Urinary urgency often goes hand in hand with a need to visit the toilet more than anyone else. If you drink between 1.5L and 2L, you could expect to pee 4 to 6 times a day and not at all most nights. Each pee would be between 250ml and 500ml and your bladder would feel completely empty afterwards.
For some people the problem lies in the bladder which is overactive or it might be years of habit or even be caused by constipation.
That double expresso and any other caffeine is a common trigger for urgency, but other triggers may be spicy foods, fizzy drinks, cold weather, laughing, hearing or seeing running water, walking past the loo, taking your keys out of your pocket etc. Your friends and family who do not suffer from urgency may think you’re crazy to walk the long way around to avoid that pesky fountain in the quad, but the crew at Go Against the flow know exactly how you feel.
For most people the problem can get heaps better by following a few simple rules.
- Keep yourself well hydrated. Concentrated urine irritates the bladder, so avoiding fluid can make the problem worse. 1.5L to 2L of fluid is a good amount for most people. Check your urine concentration using this handy colour chart
- Empty your bladder when it feels full and not “just in case”. Emptying your bladder before and after each class just trains it to hold less urine. Your bladder might also learn to empty in response to unrelated cues such as taking your keys out of your bag, or filling your water bottle. Exceptions to rule 2 apply when you’re getting ready to go to sleep, after sex or before that 4-hour bus trip with no toilet breaks.

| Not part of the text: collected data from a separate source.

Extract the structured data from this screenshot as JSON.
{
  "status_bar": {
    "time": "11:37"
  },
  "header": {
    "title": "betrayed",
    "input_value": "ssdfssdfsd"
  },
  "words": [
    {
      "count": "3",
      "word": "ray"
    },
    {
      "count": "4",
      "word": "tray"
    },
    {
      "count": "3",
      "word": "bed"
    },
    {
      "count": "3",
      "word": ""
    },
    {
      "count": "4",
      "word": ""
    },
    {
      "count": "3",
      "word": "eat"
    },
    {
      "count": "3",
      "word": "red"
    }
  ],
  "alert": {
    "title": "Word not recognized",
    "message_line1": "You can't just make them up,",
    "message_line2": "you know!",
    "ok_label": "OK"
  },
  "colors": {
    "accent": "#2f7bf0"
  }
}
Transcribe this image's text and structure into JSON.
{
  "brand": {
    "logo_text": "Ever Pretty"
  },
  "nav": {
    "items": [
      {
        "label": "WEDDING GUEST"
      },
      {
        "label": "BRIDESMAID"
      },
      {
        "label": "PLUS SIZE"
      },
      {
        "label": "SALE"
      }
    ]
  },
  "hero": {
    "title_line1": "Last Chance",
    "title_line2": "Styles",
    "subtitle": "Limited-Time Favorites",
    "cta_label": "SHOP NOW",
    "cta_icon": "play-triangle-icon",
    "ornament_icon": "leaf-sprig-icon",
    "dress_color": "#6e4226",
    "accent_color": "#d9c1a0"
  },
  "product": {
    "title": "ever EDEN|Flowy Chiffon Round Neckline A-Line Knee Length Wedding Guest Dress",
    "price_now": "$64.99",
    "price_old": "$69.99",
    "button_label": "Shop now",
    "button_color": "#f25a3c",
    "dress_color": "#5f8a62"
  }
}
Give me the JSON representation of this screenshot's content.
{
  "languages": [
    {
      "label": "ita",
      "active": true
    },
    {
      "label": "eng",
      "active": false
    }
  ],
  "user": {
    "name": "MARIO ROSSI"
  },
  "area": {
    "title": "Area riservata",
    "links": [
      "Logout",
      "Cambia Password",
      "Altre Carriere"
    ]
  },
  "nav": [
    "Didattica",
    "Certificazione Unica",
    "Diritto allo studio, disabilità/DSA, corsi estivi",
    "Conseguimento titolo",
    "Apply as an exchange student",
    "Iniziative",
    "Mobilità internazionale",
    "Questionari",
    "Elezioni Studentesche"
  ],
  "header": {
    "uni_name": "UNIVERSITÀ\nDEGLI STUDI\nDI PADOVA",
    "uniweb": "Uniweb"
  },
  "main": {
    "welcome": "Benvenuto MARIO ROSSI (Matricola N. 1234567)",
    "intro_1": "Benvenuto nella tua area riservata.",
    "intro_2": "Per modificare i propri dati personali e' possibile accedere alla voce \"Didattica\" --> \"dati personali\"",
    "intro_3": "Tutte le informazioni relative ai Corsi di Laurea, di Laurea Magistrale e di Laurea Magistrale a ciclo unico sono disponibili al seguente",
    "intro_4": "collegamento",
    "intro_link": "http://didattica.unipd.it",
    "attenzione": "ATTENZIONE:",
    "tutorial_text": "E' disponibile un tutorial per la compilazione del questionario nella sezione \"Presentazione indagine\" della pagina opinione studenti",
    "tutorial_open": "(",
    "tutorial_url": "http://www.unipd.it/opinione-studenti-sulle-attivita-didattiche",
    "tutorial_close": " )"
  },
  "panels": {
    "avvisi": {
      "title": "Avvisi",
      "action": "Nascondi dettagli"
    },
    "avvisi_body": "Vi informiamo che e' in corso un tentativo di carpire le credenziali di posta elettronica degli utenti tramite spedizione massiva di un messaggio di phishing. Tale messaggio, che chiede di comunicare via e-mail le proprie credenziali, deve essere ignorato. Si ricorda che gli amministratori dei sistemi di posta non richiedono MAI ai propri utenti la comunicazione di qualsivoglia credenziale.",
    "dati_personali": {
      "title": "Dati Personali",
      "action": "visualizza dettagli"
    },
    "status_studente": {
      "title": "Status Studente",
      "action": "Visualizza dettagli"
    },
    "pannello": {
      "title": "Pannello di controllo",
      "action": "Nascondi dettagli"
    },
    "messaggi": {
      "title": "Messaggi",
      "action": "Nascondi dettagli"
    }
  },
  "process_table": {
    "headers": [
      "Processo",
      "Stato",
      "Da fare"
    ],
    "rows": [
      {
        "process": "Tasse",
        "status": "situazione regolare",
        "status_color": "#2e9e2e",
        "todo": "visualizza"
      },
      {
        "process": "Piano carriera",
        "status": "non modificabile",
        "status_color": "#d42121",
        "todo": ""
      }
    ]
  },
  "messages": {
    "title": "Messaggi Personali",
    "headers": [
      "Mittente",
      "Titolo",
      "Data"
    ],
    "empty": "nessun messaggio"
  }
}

- Stay away from bladder irritants such as caffeine, fizzy drinks, smoking, spicy foods unless you’re prepared to find a toilet soon afterwards.
- Eat plenty of healthy fruit and vegies to avoid constipation. Constipation is a common cause of bladder urgency.
- Write down how much you drink and pee for a few days. Knowing whether your bladder is misbehaving because it’s genuinely busting or whether it’s only half full is really important.
- If you’re peeing often and emptying 500ml or more each time, you might just be drinking too much. If you find it difficult to drink less, your doctor can do some test to see why you are always thirsty.
- If you’re rushing to the toilet and peeing less than 250ml each time, you can try some strategies to slow your bladder down called urge suppression techniques.
- Ask a pelvic health physiotherapist or continence nurse to help you train your bladder to hold more urine.
- If all else fails, your doctor may prescribe medication that can calm your bladder down.